Singapore - Chapter 14 - Force Majeure and Hardship in the Asia-Pacific Region
Shaun Leong FCIArb, Partner with Withersworldwide, Withers KhattarWong.
Theodore Ang, Associate with Withersworldwide, Withers KhattarWong.
Originally from Force Majeure and Hardship in the Asia-Pacific Region
Questions
I. Force majeure
A. Background and definition of force majeure in Singapore
1. Does Singapore recognize force majeure or any other legal concept similar to force majeure such as frustration, etc. (in the following: “force majeure”)? Are there any statutory provisions or is there any case law setting forth the definition of force majeure?
In Singapore, unlike in civil law jurisdictions, force majeure does not exist as a separate legal doctrine, and there are no statutory provisions defining force majeure. Rather, the term ‘force majeure’ usually refers to a specific contractual provision which discharges or suspends a party’s performance of the contract on the occurrence of specified categories of events. In a passage which has been subsequently quoted by the Singapore Court of Appeal (Singapore’s apex court)
it has been observed that:
What is referred to as force majeure in our law (as opposed to French law from which that term originates) is really no more than a convenient way of referring to contractual terms that the parties have agreed upon to deal with situations that might arise, over which the parties have little or no control, that might impede or obstruct the performance of the contract. There can therefore be no general rule as to what constitutes a situation of force majeure. Whether such a (force majeure) situation arises, and, where it does arise, the rights and obligations that follow, would all depend on what the parties, in their contract, have provided for.
(emphasis original)
The effect of such clauses is to contractually allocate the risks between the contracting parties with regard to the occurrence of future events in specific circumstances, all of which are stipulated within the clause.

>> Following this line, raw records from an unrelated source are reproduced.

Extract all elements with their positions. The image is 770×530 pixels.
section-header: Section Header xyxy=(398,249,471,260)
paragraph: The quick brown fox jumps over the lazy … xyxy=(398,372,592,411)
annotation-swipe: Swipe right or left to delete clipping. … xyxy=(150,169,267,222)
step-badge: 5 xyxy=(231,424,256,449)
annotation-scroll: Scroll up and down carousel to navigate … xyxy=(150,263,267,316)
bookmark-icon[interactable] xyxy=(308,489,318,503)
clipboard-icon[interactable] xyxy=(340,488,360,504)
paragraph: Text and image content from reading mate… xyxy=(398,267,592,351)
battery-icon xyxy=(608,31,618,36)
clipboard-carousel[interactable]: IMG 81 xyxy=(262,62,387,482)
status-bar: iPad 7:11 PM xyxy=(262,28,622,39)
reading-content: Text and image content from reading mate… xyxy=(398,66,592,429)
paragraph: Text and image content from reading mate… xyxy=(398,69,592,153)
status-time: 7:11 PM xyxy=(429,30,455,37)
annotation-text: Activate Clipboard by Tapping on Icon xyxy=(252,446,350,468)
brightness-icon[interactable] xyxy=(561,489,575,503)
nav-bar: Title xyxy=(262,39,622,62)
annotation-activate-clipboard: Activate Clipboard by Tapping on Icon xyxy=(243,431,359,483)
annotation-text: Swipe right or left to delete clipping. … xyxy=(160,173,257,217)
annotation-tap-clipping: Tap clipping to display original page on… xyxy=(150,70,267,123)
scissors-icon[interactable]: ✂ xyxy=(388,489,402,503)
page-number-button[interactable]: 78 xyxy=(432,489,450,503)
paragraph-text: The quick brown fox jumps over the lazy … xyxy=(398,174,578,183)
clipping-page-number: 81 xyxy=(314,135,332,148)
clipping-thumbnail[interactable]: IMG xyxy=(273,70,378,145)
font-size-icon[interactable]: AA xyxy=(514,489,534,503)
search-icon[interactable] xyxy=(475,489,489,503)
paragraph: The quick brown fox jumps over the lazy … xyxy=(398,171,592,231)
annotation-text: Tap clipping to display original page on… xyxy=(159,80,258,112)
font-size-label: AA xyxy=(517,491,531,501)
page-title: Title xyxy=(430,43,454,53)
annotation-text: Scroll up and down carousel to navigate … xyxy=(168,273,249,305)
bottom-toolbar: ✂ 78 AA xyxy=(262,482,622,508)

A comprehensive discussion on the application of force majeure in Singapore was expounded in the Singapore Court of Appeal decision of RDC Concrete Pte Ltd v Sato Kogyo (S) Pte Ltd (“RDC Concrete”), at [53] to [54]:
The principal purpose of a force majeure clause is to contractually allocate the risks between the contracting parties with regard to the occurrence of future events in specific circumstances, all of which are stipulated within the clause itself.
The most important principle with respect to force majeure clauses entails, simultaneously, a rather specific factual inquiry: the precise construction of the clause as it would define the precise scope and ambit of the clause itself. The court is, in accordance with the principle of freedom of contract, to give full effect to the intention of the parties in so far as such a clause is concerned.